Les responsables américains répètent inlassablement qu’ils ne veulent pas d’escalade, et espèrent encore pouvoir contenir un conflit qui menace de s’étendre. «Nous ne cherchons pas la guerre avec l’Iran», a martelé lundi un porte-parole de la Maison-Blanche, John Kirby.

Téhéran de son côté a nié toute implication dans l’attaque de dimanche, et mis en garde contre une escalade régionale. «On est à un tournant», estime cependant Alex Vatanka, du Middle East Institute à Washington.
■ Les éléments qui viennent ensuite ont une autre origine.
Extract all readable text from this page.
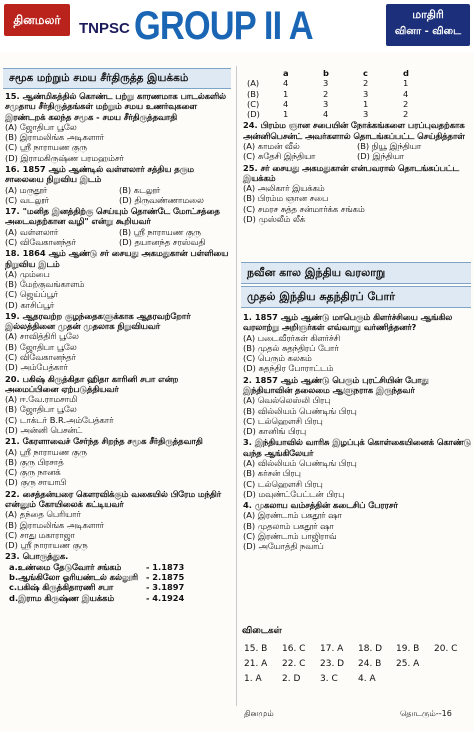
தினமலர்
TNPSC GROUP II A	மாதிரி
வினா - விடை
சமூக மற்றும் சமய சீர்திருத்த இயக்கம்
15. ஆண்மிகத்தில் கொண்ட பற்று காரணமாக பாடல்களில் சமுதாய சீர்திருத்தங்கள் மற்றும் சமய உணர்வுகளை இரண்டறக் கலந்த சமூக - சமய சீர்திருத்தவாதி
(A) ஜோதிபா பூலே
(B) இராமலிங்க அடிகளார்
(C) ஸ்ரீ நாராயண குரு
(D) இராமகிருஷ்ண பரமஹம்சர்
16. 1857 ஆம் ஆண்டில் வள்ளலார் சத்திய தரும சாலையை நிறுவிய இடம்
(A) மருதூர்	(B) கடலூர்
(C) வடலூர்	(D) திருவண்ணாமலை
17. "மனித இனத்திற்கு செய்யும் தொண்டே மோட்சத்தை அடைவதற்கான வழி" என்று கூறியவர்
(A) வள்ளலார்	(B) ஸ்ரீ நாராயண குரு
(C) விவேகானந்தர்	(D) தயானந்த சரஸ்வதி
18. 1864 ஆம் ஆண்டு சர் சையது அகமதுகான் பள்ளியை நிறுவிய இடம்
(A) மும்பை
(B) மேற்குவங்காளம்
(C) ஜெய்ப்பூர்
(D) காசிப்பூர்
19. ஆதரவற்ற குழந்தைகளுக்காக ஆதரவற்றோர் இல்லத்தினை முதன் முதலாக நிறுவியவர்
(A) சாவித்திரி பூலே
(B) ஜோதிபா பூலே
(C) விவேகானந்தர்
(D) அம்பேத்கார்
20. பகிஷ் கிருத்கிதா ஹிதா காரினி சபா என்ற அமைப்பினை ஏற்படுத்தியவர்
(A) ஈ.வே.ராமசாமி
(B) ஜோதிபா பூலே
(C) டாக்டர் B.R.அம்பேத்கார்
(D) அன்னி பெசன்ட்
21. கேரளாவைச் சேர்ந்த சிறந்த சமூக சீர்திருத்தவாதி
(A) ஸ்ரீ நாராயண குரு
(B) குரு பிரசாத்
(C) குரு நானக்
(D) குரு சாயாபி
22. சைத்தன்யரை கௌரவிக்கும் வகையில் பிரேம மந்திர் என்னும் கோயிலைக் கட்டியவர்
(A) தந்தை பெரியார்
(B) இராமலிங்க அடிகளார்
(C) சாது மகாராஜா
(D) ஸ்ரீ நாராயண குரு
23. பொருத்துக.
a.உண்மை தேடுவோர் சங்கம்	- 1.1873
b.ஆங்கிலோ ஓரியண்டல் கல்லூரி	- 2.1875
c.பகிஷ் கிருத்கிதாரணி சபா	- 3.1897
d.இராம கிருஷ்ண இயக்கம்	- 4.1924
	a	b	c	d
(A)	4	3	2	1
(B)	1	2	3	4
(C)	4	3	1	2
(D)	1	4	3	2
24. பிரம்ம ஞான சபையின் நோக்கங்களை பரப்புவதற்காக அன்னிபெசன்ட் அவர்களால் தொடங்கப்பட்ட செய்தித்தாள்
(A) காமன் வீல்	(B) நியூ இந்தியா
(C) சுதேசி இந்தியா	(D) இந்தியா
25. சர் சையது அகமதுகான் என்பவரால் தொடங்கப்பட்ட இயக்கம்
(A) அலிகார் இயக்கம்
(B) பிரம்ம ஞான சபை
(C) சமரச சுத்த சன்மார்க்க சங்கம்
(D) முஸ்லீம் லீக்
நவீன கால இந்திய வரலாறு
முதல் இந்திய சுதந்திரப் போர்
1. 1857 ஆம் ஆண்டு மாபெரும் கிளர்ச்சியை ஆங்கில வரலாற்று அறிஞர்கள் எவ்வாறு வர்ணித்தனர்?
(A) படைவீரர்கள் கிளர்ச்சி
(B) முதல் சுதந்திரப் போர்
(C) பெரும் கலகம்
(D) சுதந்திர போராட்டம்
2. 1857 ஆம் ஆண்டு பெரும் புரட்சியின் போது இந்தியாவின் தலைமை ஆளுநராக இருந்தவர்
(A) வெல்லெஸ்லி பிரபு
(B) வில்லியம் பெண்டிங் பிரபு
(C) டல்ஹௌசி பிரபு
(D) கானிங் பிரபு
3. இந்தியாவில் வாரிசு இழப்புக் கொள்கையினைக் கொண்டு வந்த ஆங்கிலேயர்
(A) வில்லியம் பெண்டிங் பிரபு
(B) கர்சன் பிரபு
(C) டல்ஹௌசி பிரபு
(D) மவுண்ட்பேட்டன் பிரபு
4. முகலாய வம்சத்தின் கடைசிப் பேரரசர்
(A) இரண்டாம் பகதூர் ஷா
(B) முதலாம் பகதூர் ஷா
(C) இரண்டாம் பாஜிராவ்
(D) அயோத்தி நவாப்
விடைகள்
15. B	16. C	17. A	18. D	19. B	20. C
21. A	22. C	23. D	24. B	25. A	
1. A	2. D	3. C	4. A		
தினமும்	தொடரும்--16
Selon lui, l’objectif de l’Iran depuis l’attaque du 7 octobre est «d’éviter la guerre avec Israël et les États-Unis, mais d’utiliser cette opportunité pour les presser tous les deux dans le cadre d’un plan à plus long terme». «Comme l’Iran, les États-Unis ne sont pas intéressés par une escalade régionale» aux conséquences imprévisibles, dit-il.

Impasse totale

Les relations avec l’Iran sont dans une impasse totale, même si Washington a récemment reconnu avoir secrètement prévenu Téhéran de la menace d’une attaque avant le double attentat suicide revendiqué par le groupe État islamique à Kerman le 3 janvier, faisant environ 90 morts.

Le président américain avait entamé son mandat en se disant favorable à un dialogue avec l’Iran, y compris pour ressusciter un accord international conclu pour empêcher Téhéran de développer la bombe atomique auquel l’ancien président Donald Trump avait mis fin.

Mais ce dialogue n’a jamais abouti et a même été de facto abandonné après la répression de la contestation inédite déclenchée par la mort de Mahsa Amini en septembre 2022.

Choisir

Le président américain, qui se représente pour un second mandat, se retrouve désormais à devoir choisir entre continuer à tenter une politique de dissuasion ou, au contraire, frapper fort au risque de l’escalade.

Gordon Gray estime que les États-Unis pourraient vouloir, en représailles, viser «une cible militaire ou les Gardiens de la révolution islamique à l’intérieur même de l’Iran». Il souligne que l’administration Biden «a veillé à ne pas réagir de manière excessive et à faire passer le message que les attaques ne seraient pas tolérées». Mais «les dirigeants iraniens n’ont malheureusement pas compris ce message. Je pense que cela augmente les chances d’une confrontation militaire», prévient-il.